There we were able to park. A visit to the unsex restroom somewhat spoiled my appetite before I could even order. The facility reeked of vomit as it had on our previous visit a month earlier.

This was nothing other than pure, unvarnished, third-world incompetence. If you managed a restaurant, would you allow the restrooms to stink of vomit? In no way could that improve your bottom line. It sends absolutely the wrong message about sanitary practices in the establishment.

What is the point of advertising that your burgers are made with hormone-free beef and then leave customers gasping with vomit-ridden lavatories?

That signal instance of incompetence informed the rest of our experience. I attempted to order iced tea, but they were “out.”

Later, we learned that their custard was also off the menu due to a lack of inventory. Incompetence again.

Growing up on the Chesapeake Bay, Felix Morley (1894- 1982) was a family friend. I spent many stimulating afternoons discussing how the world was tending. Felix was editor of the Washington Post in the years before World War II, when he earned the Pulitzer Prize in the paper’s history for editorial writing (He left the Post in 1940 to become President of Haverford College).

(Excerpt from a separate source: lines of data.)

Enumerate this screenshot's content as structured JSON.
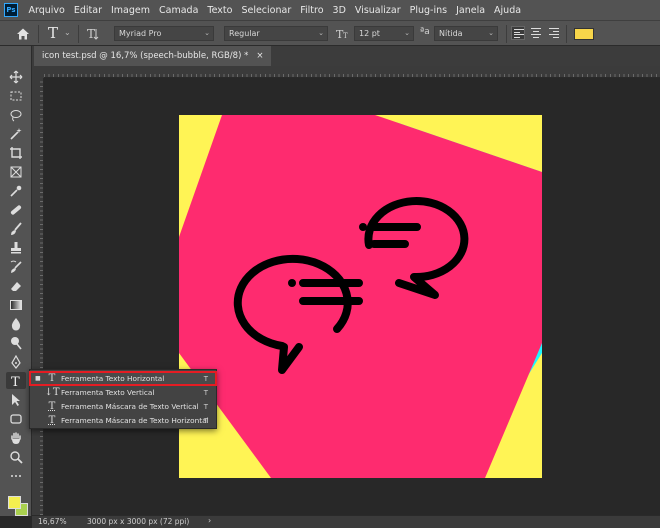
{
  "menu": {
    "logo": "Ps",
    "items": [
      "Arquivo",
      "Editar",
      "Imagem",
      "Camada",
      "Texto",
      "Selecionar",
      "Filtro",
      "3D",
      "Visualizar",
      "Plug-ins",
      "Janela",
      "Ajuda"
    ]
  },
  "options": {
    "tool_glyph": "T",
    "font_family": "Myriad Pro",
    "font_style": "Regular",
    "font_size": "12 pt",
    "antialias": "Nítida",
    "text_color": "#f7d54a"
  },
  "document": {
    "tab_title": "icon test.psd @ 16,7% (speech-bubble, RGB/8) *",
    "close_glyph": "×"
  },
  "canvas": {
    "colors": {
      "cyan": "#1ef6ff",
      "yellow": "#fff455",
      "pink": "#fe2b6f",
      "icon": "#000000"
    }
  },
  "flyout": {
    "items": [
      {
        "label": "Ferramenta Texto Horizontal",
        "shortcut": "T",
        "selected": true,
        "icon": "horizontal-type-icon"
      },
      {
        "label": "Ferramenta Texto Vertical",
        "shortcut": "T",
        "selected": false,
        "icon": "vertical-type-icon"
      },
      {
        "label": "Ferramenta Máscara de Texto Vertical",
        "shortcut": "T",
        "selected": false,
        "icon": "vertical-type-mask-icon"
      },
      {
        "label": "Ferramenta Máscara de Texto Horizontal",
        "shortcut": "T",
        "selected": false,
        "icon": "horizontal-type-mask-icon"
      }
    ]
  },
  "status": {
    "zoom": "16,67%",
    "doc_size": "3000 px x 3000 px (72 ppi)"
  },
  "swatches": {
    "foreground": "#f4ef4f",
    "background": "#a9d04f"
  }
}
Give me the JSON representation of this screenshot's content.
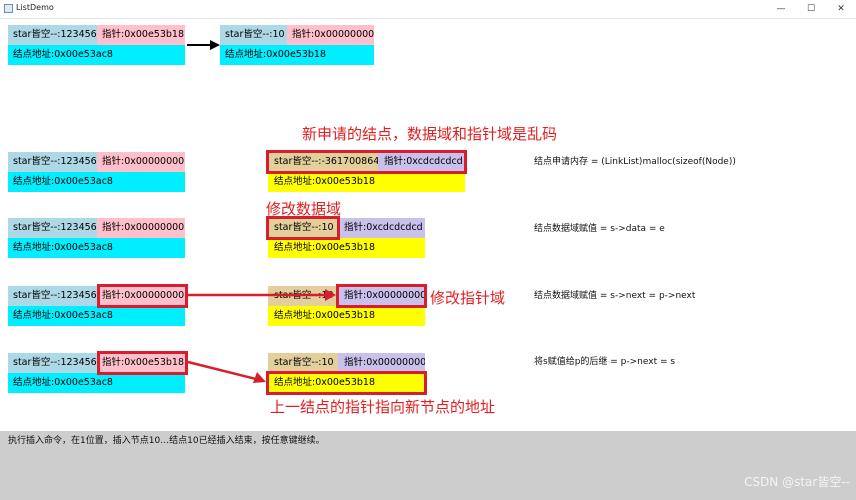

Felix was a brilliant, superbly educated man, the son of a prominent mathematician who earned a Rhodes Scholarship and a Guggenheim Fellowship to support his academic pursuits.

His bleak opinion of modern journalists was based on an indictment of 20th-century education. He thought contemporary journalists were mostly hopeless because educators no longer required students to master Latin and ancient Greek, meaning that they could no longer read the classics in the original.

Felix Morley was a profoundly conservative man who championed the values of the America in which he grew up. In his youth, education was mostly the province of white males from well-to-do families.

In 1912, when students were taking rigorous exams to graduate for 8th grade, the median education trained in America was 8.1 years of schooling. Only 1.49% of blacks had college degrees.

In reporting that, I hardly embrace the sketchy features of critical race theory.  But with resources stetted to increase educational opportunities for all Americans, it is hardly surprising that curricula were trimmed of the requirement that students master Latin and ancient Greek to graduate.

I see no compelling evidence that there would be less incompetence in modern life if you needed a reading fluency in Latin and Greek to qualify for your job.

There is a quicksand of Incompetence gumming up the economy today. I have to hope it becomes a crisis as apparently described by Einstein. “Let us work hard instead. Let us stop, once and for all, the menacing crisis that represents the tragedy of not being willing to overcome it.”

Black and brown managers, male or female, no less than white men, should clean the restrooms and keep inventories of iced tea sufficient to meet demand on hot Miami days.